Proteus Gowanus » eben kirksey An interdisciplinary gallery and reading room Sat, 19 Sep 2015 22:40:30 +0000 en-US hourly 1 Join Us for the Frog Fungus Survey Tue, 10 Jul 2012 17:49:57 +0000 Saturday, July 14th, 12-6 pm

In the 20th century the frog Xenopus laevis was widely used as a pregnancy test. Unbeknownst to anyone at the time, Xenopus can carry – without harm to itself – the chytrid fungus, which is deadly to most frogs.  Shortly after Typhoid Mary spread disease among the people of New York, Xenopus started spreading chytrid around the world, killing most frogs on contact and resulting in the extinction of a number of amphibian species in the wild.  Right now about 3,900 amphibians, over half of all species known to science, are endangered.  Help us discover if Xenopus is still spreading chytrid around New York City.  Please visit your local pet shop and buy a Xenopus frog!  New York City pet stores sell them cheap, sometimes under the name “Underwater Frog”, or “African Clawed Frog”.  

albino Xenopus









Choose the color you’d like—white albinos and speckled brown frogs are both available.  Write down the phone number and address of your local store.

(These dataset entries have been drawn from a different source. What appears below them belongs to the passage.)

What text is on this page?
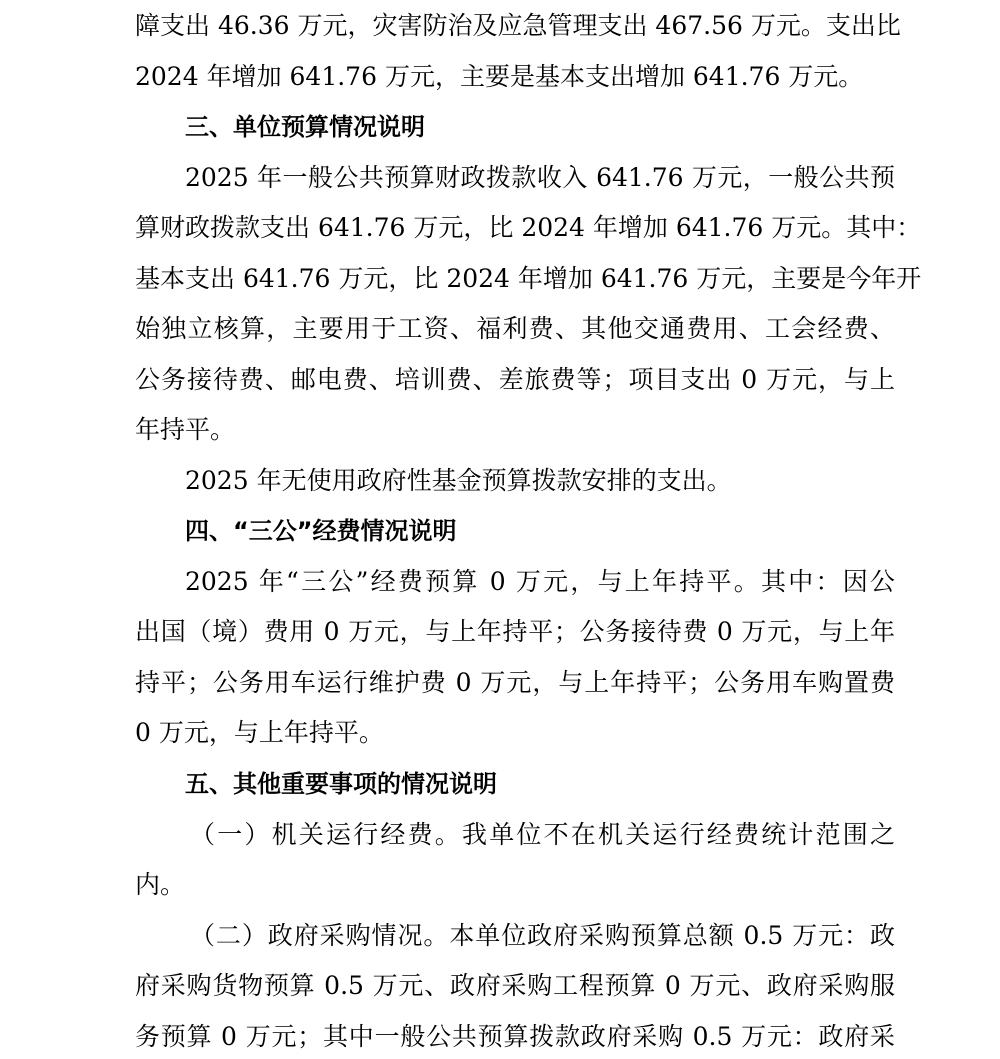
障支出 46.36 万元，灾害防治及应急管理支出 467.56 万元。支出比
2024 年增加 641.76 万元，主要是基本支出增加 641.76 万元。
三、单位预算情况说明
2025 年一般公共预算财政拨款收入 641.76 万元，一般公共预
算财政拨款支出 641.76 万元，比 2024 年增加 641.76 万元。其中：
基本支出 641.76 万元，比 2024 年增加 641.76 万元，主要是今年开
始独立核算，主要用于工资、福利费、其他交通费用、工会经费、
公务接待费、邮电费、培训费、差旅费等；项目支出 0 万元，与上
年持平。
2025 年无使用政府性基金预算拨款安排的支出。
四、“三公”经费情况说明
2025 年“三公”经费预算 0 万元，与上年持平。其中：因公
出国（境）费用 0 万元，与上年持平；公务接待费 0 万元，与上年
持平；公务用车运行维护费 0 万元，与上年持平；公务用车购置费
0 万元，与上年持平。
五、其他重要事项的情况说明
（一）机关运行经费。我单位不在机关运行经费统计范围之
内。
（二）政府采购情况。本单位政府采购预算总额 0.5 万元：政
府采购货物预算 0.5 万元、政府采购工程预算 0 万元、政府采购服
务预算 0 万元；其中一般公共预算拨款政府采购 0.5 万元：政府采
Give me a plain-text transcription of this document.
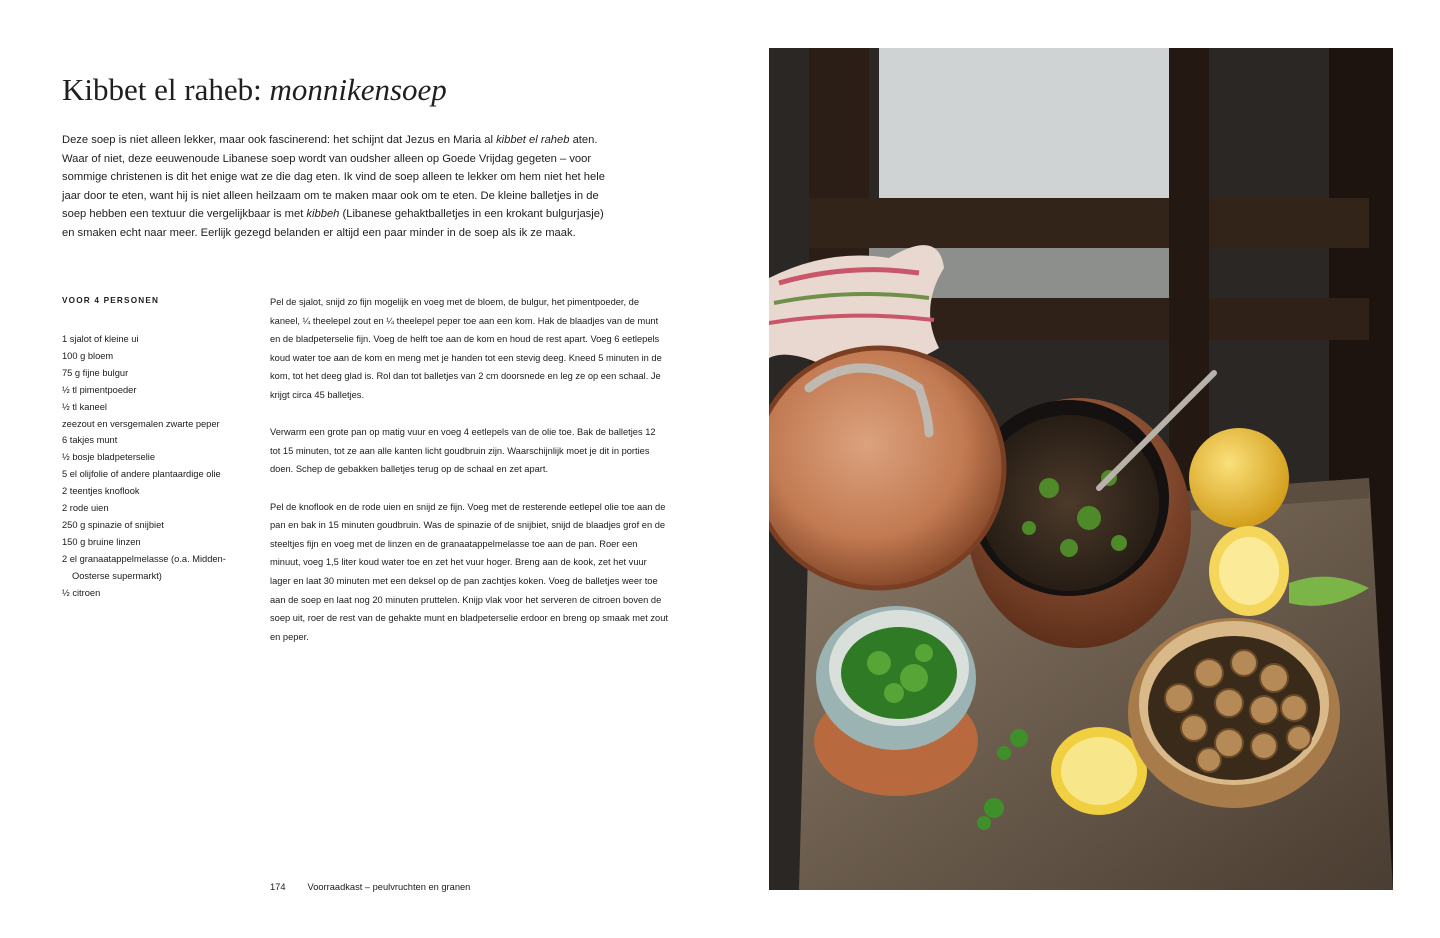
Kibbet el raheb: monnikensoep

Deze soep is niet alleen lekker, maar ook fascinerend: het schijnt dat Jezus en Maria al kibbet el raheb aten. Waar of niet, deze eeuwenoude Libanese soep wordt van oudsher alleen op Goede Vrijdag gegeten – voor sommige christenen is dit het enige wat ze die dag eten. Ik vind de soep alleen te lekker om hem niet het hele jaar door te eten, want hij is niet alleen heilzaam om te maken maar ook om te eten. De kleine balletjes in de soep hebben een textuur die vergelijkbaar is met kibbeh (Libanese gehaktballetjes in een krokant bulgurjasje) en smaken echt naar meer. Eerlijk gezegd belanden er altijd een paar minder in de soep als ik ze maak.

VOOR 4 PERSONEN
1 sjalot of kleine ui
100 g bloem
75 g fijne bulgur
½ tl pimentpoeder
½ tl kaneel
zeezout en versgemalen zwarte peper
6 takjes munt
½ bosje bladpeterselie
5 el olijfolie of andere plantaardige olie
2 teentjes knoflook
2 rode uien
250 g spinazie of snijbiet
150 g bruine linzen
2 el granaatappelmelasse (o.a. Midden-Oosterse supermarkt)
½ citroen

Pel de sjalot, snijd zo fijn mogelijk en voeg met de bloem, de bulgur, het pimentpoeder, de kaneel, ¼ theelepel zout en ¼ theelepel peper toe aan een kom. Hak de blaadjes van de munt en de bladpeterselie fijn. Voeg de helft toe aan de kom en houd de rest apart. Voeg 6 eetlepels koud water toe aan de kom en meng met je handen tot een stevig deeg. Kneed 5 minuten in de kom, tot het deeg glad is. Rol dan tot balletjes van 2 cm doorsnede en leg ze op een schaal. Je krijgt circa 45 balletjes.

Verwarm een grote pan op matig vuur en voeg 4 eetlepels van de olie toe. Bak de balletjes 12 tot 15 minuten, tot ze aan alle kanten licht goudbruin zijn. Waarschijnlijk moet je dit in porties doen. Schep de gebakken balletjes terug op de schaal en zet apart.

Pel de knoflook en de rode uien en snijd ze fijn. Voeg met de resterende eetlepel olie toe aan de pan en bak in 15 minuten goudbruin. Was de spinazie of de snijbiet, snijd de blaadjes grof en de steeltjes fijn en voeg met de linzen en de granaatappelmelasse toe aan de pan. Roer een minuut, voeg 1,5 liter koud water toe en zet het vuur hoger. Breng aan de kook, zet het vuur lager en laat 30 minuten met een deksel op de pan zachtjes koken. Voeg de balletjes weer toe aan de soep en laat nog 20 minuten pruttelen. Knijp vlak voor het serveren de citroen boven de soep uit, roer de rest van de gehakte munt en bladpeterselie erdoor en breng op smaak met zout en peper.

174 Voorraadkast – peulvruchten en granen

Then bring the frog(s) to Proteus on Saturday, July 14th between 12 and 6pm.  We’ll test to see if your frog has the fungus, and show you how to cure your new friend if he or she is a carrier.  This crowd-sourced research project will be part of an academic study.  All participants are potential coauthors of a paper that will be submitted for publication.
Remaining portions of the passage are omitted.